By the end of the study the researchers saw that both groups lost significant amounts of weight and both improved upon their health markers, however, the group who received the majority of their carbohydrates at dinner lost more weight and had better health markers than the group who ate carbs throughout the day. Most notably, the experimental group had lower insulin concentrations and lower fasting glucose levels, (meaning they were moving farther away from becoming diabetic). They also improved upon their levels of adiponectin, a hormone which is involved in lowering insulin levels. Probably the most important finding of the study was that the group who received their carbs later in the day reported feeling less hungry and more satiated than the control group. In fact, the experimental group actually felt FULLER as study went on, while the control group got hungrier over the 6 month period. If you’ve ever tried to lose weight for any significant period of time you know that this usually is NOT the case. Even more interesting was the finding that not one of the experimental group participants had preoccupied thoughts about food, whereas one-third of the control group did by 6 months. Again, this is something else not common during dieting.  
 
Summary
 
So, what can explain these results? The researchers believe, as I pointed out in the beginning, that by eating in accordance with the natural diurnal rhythms of certain hormones in the body, one can actually take advantage of these hormonal “windows of opportunity” and curb appetite while losing more weight. This is, in part, due to being able to keep leptin elevated during the day, telling the brain not to eat and to increase energy expenditure. However, as measured through blood sampling, leptin concentrations weren’t much different between the two groups throughout the study, so it is hard to explain why the experimental group felt fuller and was more satiated at 6 months.  
 
The other question, as to why the experimental group became less insulin resistant than the control group, could be explained by the experimental diet keeping insulin release lower throughout the day, allowing adiponectin concentrations to be higher than the control group’s levels. As the authors point out, when insulin is high adiponectin is low, therefore negating the effects of adiponectin. Adiponectin is known to play a role in energy metabolism, specifically with carbs and fats, and helps to lower these concentrations in the body, causing one to be less insulin resistant (i.e. not diabetic). As seen with blood sampling, the experimental group’s concentrations of adiponectin were much higher than the control groups’ levels, possibly explaining the reason for having better insulin and fasting glucose levels. 
 
So, would I go so far as to say that everyone should consume carbs at night rather than throughout the day? Well, maybe if you’re dieting and have had problems adhering to diets in the past. The evidence seems to suggest better satiety which may help you to eek out a couple more weeks or so of dieting. Also, most people like to go out with friends to dinner, so going carb-free throughout the day and saving your carbs for the evening may be more realistic and help you better adhere to your diet when faced with social gatherings. Personally, I would have liked to have seen the study completed up to 1 year.
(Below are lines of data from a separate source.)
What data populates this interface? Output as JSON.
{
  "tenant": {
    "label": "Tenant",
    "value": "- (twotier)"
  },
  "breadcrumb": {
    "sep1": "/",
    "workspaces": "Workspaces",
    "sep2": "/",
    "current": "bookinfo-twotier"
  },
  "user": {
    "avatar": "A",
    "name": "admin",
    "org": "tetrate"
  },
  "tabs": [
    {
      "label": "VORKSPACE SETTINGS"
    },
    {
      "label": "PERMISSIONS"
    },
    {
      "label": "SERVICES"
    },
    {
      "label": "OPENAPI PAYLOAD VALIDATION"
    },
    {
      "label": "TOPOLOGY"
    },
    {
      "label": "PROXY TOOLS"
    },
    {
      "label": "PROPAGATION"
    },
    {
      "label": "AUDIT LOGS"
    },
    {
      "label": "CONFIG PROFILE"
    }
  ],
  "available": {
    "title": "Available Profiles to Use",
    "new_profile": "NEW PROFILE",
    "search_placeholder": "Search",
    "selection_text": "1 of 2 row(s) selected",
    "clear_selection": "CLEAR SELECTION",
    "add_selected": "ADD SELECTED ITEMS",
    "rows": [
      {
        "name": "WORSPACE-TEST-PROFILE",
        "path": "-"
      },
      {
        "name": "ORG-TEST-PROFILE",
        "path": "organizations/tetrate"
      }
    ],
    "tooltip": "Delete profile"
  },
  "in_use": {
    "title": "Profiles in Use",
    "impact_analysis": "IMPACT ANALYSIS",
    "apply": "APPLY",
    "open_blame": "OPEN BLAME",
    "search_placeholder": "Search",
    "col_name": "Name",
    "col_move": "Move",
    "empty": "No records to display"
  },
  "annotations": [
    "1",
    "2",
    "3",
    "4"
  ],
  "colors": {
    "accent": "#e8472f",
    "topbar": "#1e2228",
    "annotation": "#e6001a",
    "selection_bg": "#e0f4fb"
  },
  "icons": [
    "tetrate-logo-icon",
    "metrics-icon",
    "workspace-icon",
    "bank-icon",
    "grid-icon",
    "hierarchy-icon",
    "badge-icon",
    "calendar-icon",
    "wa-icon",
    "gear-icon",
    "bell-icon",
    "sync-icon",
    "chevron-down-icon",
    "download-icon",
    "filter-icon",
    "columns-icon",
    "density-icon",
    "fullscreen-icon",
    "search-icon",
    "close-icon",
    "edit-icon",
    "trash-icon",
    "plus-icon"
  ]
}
Many studies see very different results in diet protocols past the 6 month point, so it’s hard to say what would happen in the long-run. Also, I wish there was a third and fourth group with a carb-load in the morning only and carb-load at lunch only. Perhaps it doesn’t matter when the carbs are being consumed as long as it only happens once throughout the day? 
 

If you’re overweight or obese and are looking to improve insulin sensitivity, this diet might be a better approach than a traditional weight loss diet. However, exercise has a strong effect on insulin sensitivity, so a traditional diet coupled with a solid exercise plan may be just as good. This was something not talked about by the authors. My thoughts are that this is a great study with a novel approach to losing weight, however, more studies need to be done in order to confirm or deny that dinner is ONLY time in which the carbs can be consumed to yield this result. So for now, as long as you’re healthy and you’re exercising and eating correctly I see no need to eat your carbs at dinner-time only.